Chukhung - Thyangboche – Namche Bazaar – Lukla
Lukla Travel Blog› entry 13 of 17 › view all entries
November 5th, 2008 – by: cja17
Pangboche this time was a lunch stop rather than overnight. No rest for young Sumba though - accommodation at Thyangboche is always limited, so he was sent on once again. For us, we had a pleasant break in what I think was my favourite lodge of the whole trip, with real care taken over the food and service.
The pace we descended the valley on our journey home left us with plenty of time for sightseeing and, arriving out the outskirts of Namche well before lunch the following day, we had plenty of time to explore a local mountaineering museum.

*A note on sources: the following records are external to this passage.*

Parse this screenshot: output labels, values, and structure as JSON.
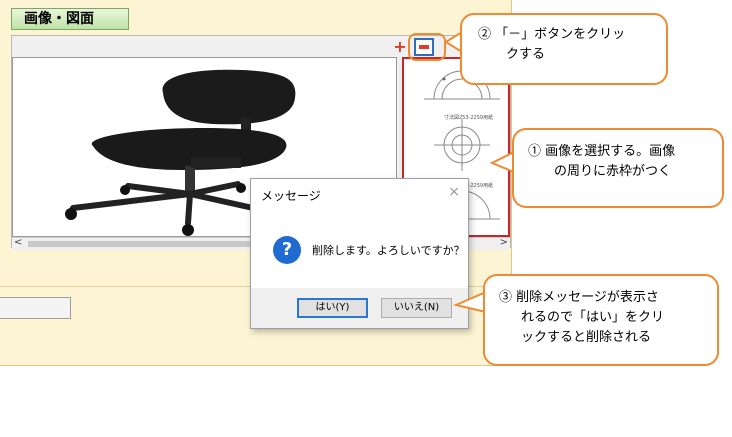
{
  "panel": {
    "title": "画像・図面"
  },
  "toolbar": {
    "add_symbol": "+"
  },
  "dialog": {
    "title": "メッセージ",
    "close": "×",
    "icon_symbol": "?",
    "message": "削除します。よろしいですか？",
    "yes_label": "はい(Y)",
    "no_label": "いいえ(N)"
  },
  "scrollbar": {
    "left": "<",
    "right": ">"
  },
  "callouts": {
    "step1_line1": "① 画像を選択する。画像",
    "step1_line2": "の周りに赤枠がつく",
    "step2_line1": "② 「－」ボタンをクリッ",
    "step2_line2": "クする",
    "step3_line1": "③ 削除メッセージが表示さ",
    "step3_line2": "れるので「はい」をクリ",
    "step3_line3": "ックすると削除される"
  },
  "thumbnail_labels": [
    "寸法図253-2259用紙",
    "寸法図253-2259用紙"
  ],
  "colors": {
    "accent": "#ee8a32",
    "selected_border": "#c62828",
    "primary_button": "#2a78d4"
  }
}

Our third visit to Lukla the following day found a very different town to the one we had left the week before. Weather had kept the airport closed for three days straight, and the town was full of trekkers with international flights to catch and nowhere to go. Plus, no ATM, so a roaring trade was being done by local traders willing to do VISA advances (with a whopping commission on the back!). Every airline office was mobbed by people taking about waiting lists and the chances of clear weather - an atmosphere of anticipation hung as low as the clouds. The rule in Lukla is that, even though you might be able to find some cheap beer in a shop on the street, you weren't allowed to drink it in your lodge, so groups of down-jacketed trekkers happily stood in groups to kill time. As ever, I had a small world moment and bumped into a Canadian couple I last saw on the way up the hill, and we compared notes. The rules were simple - if our flight arrived the next day, we would jump straight to the front of the queue and be on our way. But, if it was cancelled, then we went all the way to the back. I had a couple of days' spare at the end, so wasn't that fussed, but Lukla was a one-night town at most!